In 1983 a group of people in the San Diego area created SHARE as a self-help approach to meeting the food needs in their community. Like many good ideas, it was the combined efforts of the group that brought all the elements together and made the idea a reality. Carl Shelton, a Catholic Deacon was called to serve the hungry in the United States. Lee Stuart, Peter Meisen, Carrol and Kelly Strain, Rosemary Bolton and I were members of a local Hunger Project Committee, studying a program in Los Angeles that was very similar to the SHARE program of today. At a community gathering, Deacon Shelton met Lee Stuart and within months the Self Help and Resource Exchange was in operation.
The members of the founding group brought diverse perspectives and skills to the task of creating SHARE. Shelton combined a strong business background with a deep spiritual call to service. Stuart brought discipline and a systems approach to development in keeping with her scientific training. Meisen had prior experience with event planning. Strain offered a “no-matter-what-this-will-happen” attitude. I was the people connector, bringing a network of volunteers and the ability to organize them. The common thread weaving our group into a team was our commitment to create something to deal with hunger beyond the existing traditional emergency programs. We knew more was needed. We were bold enough to innovate, make promises and mistakes.

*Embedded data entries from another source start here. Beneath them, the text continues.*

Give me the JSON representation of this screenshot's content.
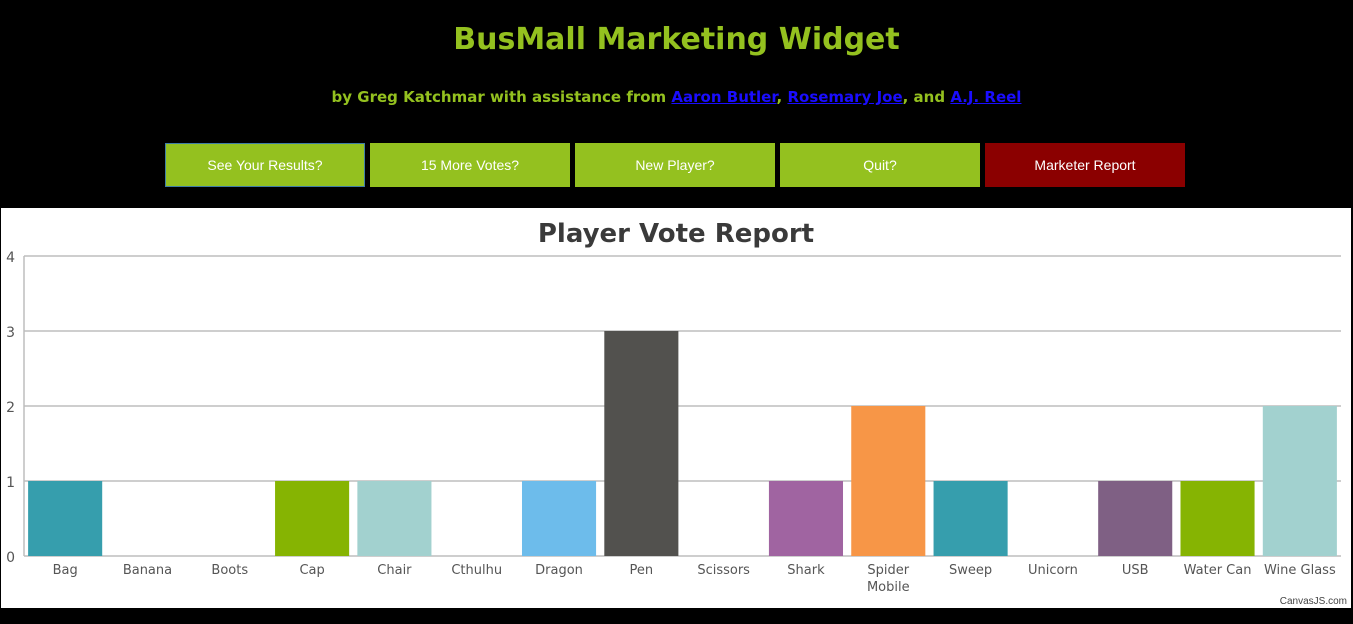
{
  "header": {
    "title": "BusMall Marketing Widget",
    "byline_prefix": "by Greg Katchmar with assistance from ",
    "contributors": [
      "Aaron Butler",
      "Rosemary Joe",
      "A.J. Reel"
    ],
    "sep1": ", ",
    "sep2": ", and "
  },
  "buttons": {
    "results": "See Your Results?",
    "more_votes": "15 More Votes?",
    "new_player": "New Player?",
    "quit": "Quit?",
    "marketer": "Marketer Report"
  },
  "colors": {
    "accent": "#94c11f",
    "marketer": "#8b0000",
    "link": "#1a0dff"
  },
  "chart_credit": "CanvasJS.com",
  "chart_data": {
    "type": "bar",
    "title": "Player Vote Report",
    "xlabel": "",
    "ylabel": "",
    "ylim": [
      0,
      4
    ],
    "yticks": [
      0,
      1,
      2,
      3,
      4
    ],
    "grid": true,
    "categories": [
      "Bag",
      "Banana",
      "Boots",
      "Cap",
      "Chair",
      "Cthulhu",
      "Dragon",
      "Pen",
      "Scissors",
      "Shark",
      "Spider Mobile",
      "Sweep",
      "Unicorn",
      "USB",
      "Water Can",
      "Wine Glass"
    ],
    "values": [
      1,
      0,
      0,
      1,
      1,
      0,
      1,
      3,
      0,
      1,
      2,
      1,
      0,
      1,
      1,
      2
    ],
    "colors": [
      "#369ead",
      "#c24642",
      "#7f6084",
      "#86b402",
      "#a2d1cf",
      "#c8b631",
      "#6dbceb",
      "#52514e",
      "#4f81bc",
      "#a064a1",
      "#f79647",
      "#369ead",
      "#c24642",
      "#7f6084",
      "#86b402",
      "#a2d1cf"
    ]
  }
}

Another key figure in the start-up of SHARE was Bishop Leo T. Maher. His vision and support provided the thrust necessary to get SHARE off the drawing board and into action. The San Diego Catholic Diocese, through Fr. Joe Carroll of the St. Vincent de Paul Center, provided the funding and corporate umbrella for SHARE- San Diego, the first SHARE affiliate.
From the very beginning, nurturing volunteerism was central to SHARE’s approach. The program is driven by the efforts of volunteers and all participants are asked to give two hours of their time each month to some form of community service. This volunteer time is an essential part of the resource exchange that makes SHARE different from a social service type of organization.

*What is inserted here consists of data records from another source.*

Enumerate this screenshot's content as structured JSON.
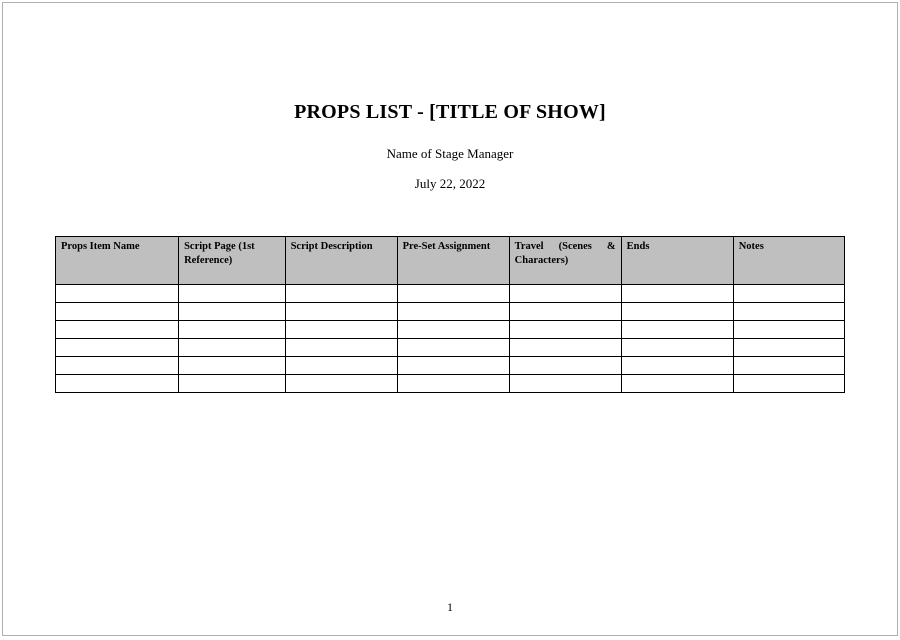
{
  "title": "PROPS LIST - [TITLE OF SHOW]",
  "subtitle": "Name of Stage Manager",
  "date": "July 22, 2022",
  "page_number": "1",
  "table": {
    "type": "table",
    "header_background": "#bfbfbf",
    "border_color": "#000000",
    "background_color": "#ffffff",
    "header_fontsize": 10.5,
    "header_fontweight": "bold",
    "columns": [
      {
        "label": "Props Item Name",
        "width_pct": 15.6
      },
      {
        "label": "Script Page (1st Reference)",
        "width_pct": 13.5
      },
      {
        "label": "Script Description",
        "width_pct": 14.2
      },
      {
        "label": "Pre-Set Assignment",
        "width_pct": 14.2
      },
      {
        "label": "Travel (Scenes & Characters)",
        "width_pct": 14.2,
        "justify": true
      },
      {
        "label": "Ends",
        "width_pct": 14.2
      },
      {
        "label": "Notes",
        "width_pct": 14.1
      }
    ],
    "rows": [
      [
        "",
        "",
        "",
        "",
        "",
        "",
        ""
      ],
      [
        "",
        "",
        "",
        "",
        "",
        "",
        ""
      ],
      [
        "",
        "",
        "",
        "",
        "",
        "",
        ""
      ],
      [
        "",
        "",
        "",
        "",
        "",
        "",
        ""
      ],
      [
        "",
        "",
        "",
        "",
        "",
        "",
        ""
      ],
      [
        "",
        "",
        "",
        "",
        "",
        "",
        ""
      ]
    ]
  }
}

The first distribution was over 7,000 food packages! We distributed the food off the backs of semi-trailers in the parking lot of San Diego’s Jack Murphy Stadium. We had almost no paid staff. We had no permanent facilities or equipment. Everything we had and did was dependent upon community members becoming involved in the project.

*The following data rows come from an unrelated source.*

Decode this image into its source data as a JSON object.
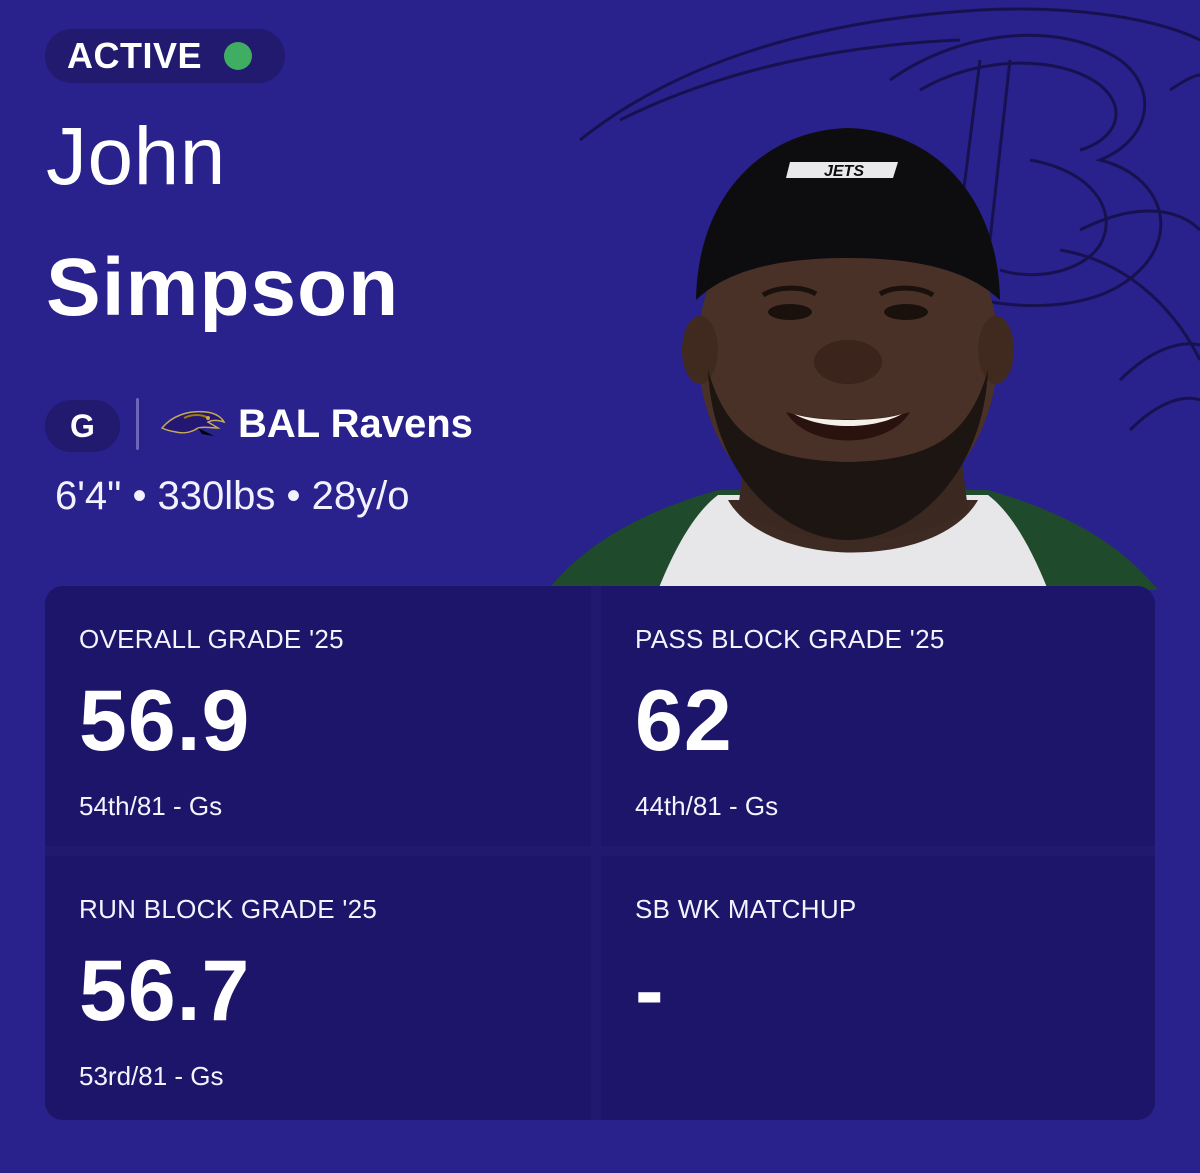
{
  "status": {
    "label": "ACTIVE",
    "dot_color": "#3fae62"
  },
  "player": {
    "first_name": "John",
    "last_name": "Simpson",
    "position": "G",
    "team": "BAL Ravens",
    "bio": "6'4\" • 330lbs • 28y/o",
    "headshot_cap_text": "JETS"
  },
  "colors": {
    "background": "#29218c",
    "card": "#1d1569",
    "accent": "#3fae62"
  },
  "stats": [
    {
      "label": "OVERALL GRADE '25",
      "value": "56.9",
      "rank": "54th/81 - Gs"
    },
    {
      "label": "PASS BLOCK GRADE '25",
      "value": "62",
      "rank": "44th/81 - Gs"
    },
    {
      "label": "RUN BLOCK GRADE '25",
      "value": "56.7",
      "rank": "53rd/81 - Gs"
    },
    {
      "label": "SB WK MATCHUP",
      "value": "-",
      "rank": ""
    }
  ]
}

So we rallied the Teamsters Union, churches of all denominations, businesses, and local elected officials. We captured the attention of the media and the imagination of hundreds of volunteers who worked miracles to make that first distribution a success. It took us all day to distribute the food. After the last truck was loaded the core team gathered to talk about the day, to try to share what we’d learned.
That meeting was like going to church. As we went around the circle and shared our impressions, I began to understand that SHARE had much greater potential than the distribution of food. I gained tremendous insight into what it means to be human, to work in solidarity for the benefit of the community, to be a part of a family with members I will never meet. It was a celebration of the spirit.
That spirit lives on in SHARE. We sense it, try to talk about it and find it imbedded in the work itself. It is not so much a product, like the food, but an attitude. Knowing this spirit, understanding it and creating an environment for its expression is the ongoing work of SHARE
When I think back to those first days I’m struck by the thought, “If we’d had any idea how big SHARE would become, we may never have had the courage to go forward.” At the time our focus was on San Diego and nearby Imperial County, with a small outreach effort to a few Catholic parishes in Tijuana. Our vision was to serve our local community, our neighbors. As the word spread about SHARE, we began to hear from people in other states who wanted SHARE in their community too. The beginning of the SHARE Network began by word of mouth. Now SHARE is available in many areas of the United States. World SHARE expanded to operate in Guatemala and works with self-help programs in Mexico too.
In 1984 SHARE came to Wisconsin, again with seed money and leadership from the St. Vincent de Paul Society. Deacon Don Borkowski was the founding Executive Director, serving the organization until his retirement in 1995. The program had modest beginnings, working from borrowed facilities with a skeleton staff. Borkowski and his dedicated team built the program into a model for the country, serving thousands of families each month in Wisconsin, the Upper Peninsula of Michigan and part of northern Illinois.
In a way, every time a new host organization comes into the program it is like the founding of SHARE all over again—people coming together to see what’s possible to make a difference for themselves and their neighbors. That vision is what SHARE’s been about from the very beginning, and continues to empower the organization today.